Although the merits of this ambitious merger were always clear, many will not be aware of the technical nuances involved with a deal of this magnitude, such as stock exchange etiquette and share price protection. It seems rather sloppy to me that BAE chairman Dick Olver and chief executive Ian King did not clear the decks with the Pentagon before making the merger announcement to the market, since BAE does 40 per cent of its business with the US. Surely hell had a better chance of freezing over than this merger going through on these terms: EADS would have owned 60 per cent of the new company, while Germany and France were insisting on keeping their 9 per cent stakes – stakes that BAE should have insisted were offered to the public. This debacle is not only embarrassing for BAE, but has also made them vulnerable.

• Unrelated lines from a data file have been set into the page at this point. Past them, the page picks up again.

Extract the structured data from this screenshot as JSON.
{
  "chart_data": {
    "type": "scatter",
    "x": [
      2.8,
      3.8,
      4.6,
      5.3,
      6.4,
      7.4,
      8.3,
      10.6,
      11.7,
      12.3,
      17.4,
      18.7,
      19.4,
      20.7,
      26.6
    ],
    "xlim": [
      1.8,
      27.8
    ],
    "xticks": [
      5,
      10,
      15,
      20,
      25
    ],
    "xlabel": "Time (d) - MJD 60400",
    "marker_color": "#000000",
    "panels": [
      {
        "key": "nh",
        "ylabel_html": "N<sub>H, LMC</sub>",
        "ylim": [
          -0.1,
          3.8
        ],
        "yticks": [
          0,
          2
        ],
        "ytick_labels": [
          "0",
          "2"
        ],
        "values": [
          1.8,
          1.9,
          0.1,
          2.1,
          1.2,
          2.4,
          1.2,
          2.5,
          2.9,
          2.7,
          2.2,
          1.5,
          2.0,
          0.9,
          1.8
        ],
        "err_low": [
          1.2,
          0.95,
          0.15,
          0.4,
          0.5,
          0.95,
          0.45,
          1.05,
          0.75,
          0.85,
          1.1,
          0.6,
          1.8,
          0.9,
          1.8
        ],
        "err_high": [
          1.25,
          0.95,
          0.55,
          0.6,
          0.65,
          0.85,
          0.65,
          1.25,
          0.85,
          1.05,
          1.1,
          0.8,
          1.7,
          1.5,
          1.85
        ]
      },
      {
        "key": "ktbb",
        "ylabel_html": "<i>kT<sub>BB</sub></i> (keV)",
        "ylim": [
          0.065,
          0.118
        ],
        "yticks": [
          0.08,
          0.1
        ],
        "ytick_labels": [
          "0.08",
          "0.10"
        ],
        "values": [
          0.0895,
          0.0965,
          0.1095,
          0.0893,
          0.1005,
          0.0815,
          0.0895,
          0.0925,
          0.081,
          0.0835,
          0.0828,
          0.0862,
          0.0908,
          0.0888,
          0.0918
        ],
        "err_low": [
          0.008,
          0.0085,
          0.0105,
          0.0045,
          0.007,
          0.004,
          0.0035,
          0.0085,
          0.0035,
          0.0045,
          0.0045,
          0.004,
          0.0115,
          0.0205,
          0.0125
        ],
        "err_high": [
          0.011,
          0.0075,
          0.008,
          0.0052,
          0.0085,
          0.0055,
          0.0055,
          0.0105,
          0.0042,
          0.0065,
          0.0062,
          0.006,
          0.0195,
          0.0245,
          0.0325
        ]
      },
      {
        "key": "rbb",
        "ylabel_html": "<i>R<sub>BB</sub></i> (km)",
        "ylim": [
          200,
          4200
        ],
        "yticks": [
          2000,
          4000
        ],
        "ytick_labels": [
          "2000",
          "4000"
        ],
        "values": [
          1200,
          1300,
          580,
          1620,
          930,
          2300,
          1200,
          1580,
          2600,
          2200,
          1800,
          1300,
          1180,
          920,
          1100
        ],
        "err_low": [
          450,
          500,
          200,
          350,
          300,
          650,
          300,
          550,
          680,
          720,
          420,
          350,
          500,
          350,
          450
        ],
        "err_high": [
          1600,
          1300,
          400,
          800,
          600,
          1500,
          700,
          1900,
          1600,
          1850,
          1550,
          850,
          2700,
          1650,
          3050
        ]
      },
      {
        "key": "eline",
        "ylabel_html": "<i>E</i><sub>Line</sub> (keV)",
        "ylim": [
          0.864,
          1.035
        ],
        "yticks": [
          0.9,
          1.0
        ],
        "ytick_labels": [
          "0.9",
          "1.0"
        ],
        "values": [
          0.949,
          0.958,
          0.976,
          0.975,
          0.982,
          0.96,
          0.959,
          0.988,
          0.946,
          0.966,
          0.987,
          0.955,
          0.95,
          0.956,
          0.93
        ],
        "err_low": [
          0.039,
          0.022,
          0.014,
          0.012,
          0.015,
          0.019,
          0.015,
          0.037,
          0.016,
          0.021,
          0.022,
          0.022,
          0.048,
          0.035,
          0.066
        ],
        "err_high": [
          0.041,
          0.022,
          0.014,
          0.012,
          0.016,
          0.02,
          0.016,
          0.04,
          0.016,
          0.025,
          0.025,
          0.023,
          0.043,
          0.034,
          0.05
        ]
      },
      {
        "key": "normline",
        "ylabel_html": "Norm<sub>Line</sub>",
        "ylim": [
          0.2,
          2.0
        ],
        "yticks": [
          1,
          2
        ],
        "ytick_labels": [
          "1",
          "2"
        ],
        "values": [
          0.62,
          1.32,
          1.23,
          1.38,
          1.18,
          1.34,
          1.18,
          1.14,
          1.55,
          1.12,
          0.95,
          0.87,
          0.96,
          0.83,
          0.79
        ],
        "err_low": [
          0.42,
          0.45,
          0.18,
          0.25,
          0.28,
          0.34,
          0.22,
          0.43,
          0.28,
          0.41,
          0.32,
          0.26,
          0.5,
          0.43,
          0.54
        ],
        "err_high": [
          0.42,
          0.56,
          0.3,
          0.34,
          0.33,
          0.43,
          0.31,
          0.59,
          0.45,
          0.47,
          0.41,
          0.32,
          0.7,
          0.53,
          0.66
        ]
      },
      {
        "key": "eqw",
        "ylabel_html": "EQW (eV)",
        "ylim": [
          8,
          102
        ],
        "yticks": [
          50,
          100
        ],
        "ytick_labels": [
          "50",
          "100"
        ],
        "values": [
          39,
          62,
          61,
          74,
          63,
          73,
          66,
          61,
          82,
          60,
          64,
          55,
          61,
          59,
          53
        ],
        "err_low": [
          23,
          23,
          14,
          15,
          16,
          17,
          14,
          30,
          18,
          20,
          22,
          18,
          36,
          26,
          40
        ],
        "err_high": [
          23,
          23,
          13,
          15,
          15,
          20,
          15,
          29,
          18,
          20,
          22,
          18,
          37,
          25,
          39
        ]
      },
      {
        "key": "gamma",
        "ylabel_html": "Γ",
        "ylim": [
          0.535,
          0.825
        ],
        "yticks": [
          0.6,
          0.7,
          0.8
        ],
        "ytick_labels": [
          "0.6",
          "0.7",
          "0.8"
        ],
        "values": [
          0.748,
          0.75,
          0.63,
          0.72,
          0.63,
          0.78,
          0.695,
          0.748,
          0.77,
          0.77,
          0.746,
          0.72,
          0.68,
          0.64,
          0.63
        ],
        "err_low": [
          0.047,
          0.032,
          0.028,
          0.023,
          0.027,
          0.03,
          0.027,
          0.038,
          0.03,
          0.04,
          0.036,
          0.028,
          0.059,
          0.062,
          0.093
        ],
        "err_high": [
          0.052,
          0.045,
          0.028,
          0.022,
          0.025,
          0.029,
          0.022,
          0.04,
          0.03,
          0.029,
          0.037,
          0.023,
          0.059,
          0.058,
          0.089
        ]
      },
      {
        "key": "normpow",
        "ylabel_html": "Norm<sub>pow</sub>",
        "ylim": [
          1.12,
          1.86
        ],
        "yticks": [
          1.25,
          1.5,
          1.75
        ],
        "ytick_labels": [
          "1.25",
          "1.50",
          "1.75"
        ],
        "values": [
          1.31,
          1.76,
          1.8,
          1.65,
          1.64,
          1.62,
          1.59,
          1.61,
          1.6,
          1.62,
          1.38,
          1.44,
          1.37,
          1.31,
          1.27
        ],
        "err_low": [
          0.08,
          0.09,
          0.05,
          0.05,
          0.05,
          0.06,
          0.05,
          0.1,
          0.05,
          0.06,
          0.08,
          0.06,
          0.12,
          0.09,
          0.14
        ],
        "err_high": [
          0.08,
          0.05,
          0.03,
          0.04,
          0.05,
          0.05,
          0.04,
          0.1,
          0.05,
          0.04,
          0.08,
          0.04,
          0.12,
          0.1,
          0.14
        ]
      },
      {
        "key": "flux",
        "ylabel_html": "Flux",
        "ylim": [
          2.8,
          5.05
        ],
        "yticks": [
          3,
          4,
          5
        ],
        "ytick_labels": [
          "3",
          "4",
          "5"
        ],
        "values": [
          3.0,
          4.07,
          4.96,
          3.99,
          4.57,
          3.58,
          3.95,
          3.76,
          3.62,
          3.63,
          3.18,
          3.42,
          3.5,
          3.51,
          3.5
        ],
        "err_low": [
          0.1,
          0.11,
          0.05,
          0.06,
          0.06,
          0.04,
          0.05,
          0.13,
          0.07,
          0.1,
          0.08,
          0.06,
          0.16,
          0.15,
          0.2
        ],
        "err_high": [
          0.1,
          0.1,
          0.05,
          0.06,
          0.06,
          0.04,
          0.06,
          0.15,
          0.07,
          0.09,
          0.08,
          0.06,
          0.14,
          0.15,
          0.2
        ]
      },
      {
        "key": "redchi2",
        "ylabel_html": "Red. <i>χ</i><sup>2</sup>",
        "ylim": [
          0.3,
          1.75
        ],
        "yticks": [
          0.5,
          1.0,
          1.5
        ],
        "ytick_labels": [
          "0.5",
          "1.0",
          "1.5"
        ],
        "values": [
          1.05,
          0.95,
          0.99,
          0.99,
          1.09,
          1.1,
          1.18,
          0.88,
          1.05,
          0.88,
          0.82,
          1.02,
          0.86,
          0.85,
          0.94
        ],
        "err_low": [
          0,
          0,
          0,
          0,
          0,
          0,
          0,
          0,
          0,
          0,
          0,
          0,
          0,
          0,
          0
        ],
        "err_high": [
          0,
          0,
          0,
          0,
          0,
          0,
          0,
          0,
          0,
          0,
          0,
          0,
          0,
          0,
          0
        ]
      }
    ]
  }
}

David Buik is spokesperson for Cantor Index.
Michael van Dulken
The merger’s failure cannot be solely attributed to BAE’s leadership. Mergers in the aerospace and defence sector are complicated: a deal of this size was always going to be problematic with the regulatory, political, national security and trades union issues that would need reconciling. As a result, consolidation in the industry can be notoriously slow, and some may still consider us to be in the early stages of a deal. Complicated shareholding structures involving governments made it obvious that it was always going to be a bumpy road towards a merger, with the national security interests of Germany, France, UK and US all at stake. While the idea of a combined BAE/EADS makes theoretical sense, in terms of competitiveness with peers in the US, it was always going to be a difficult sell. If anything, it may be a good thing that negotiations did not drag on.
Michael van Dulken is head of research at Accendo Markets.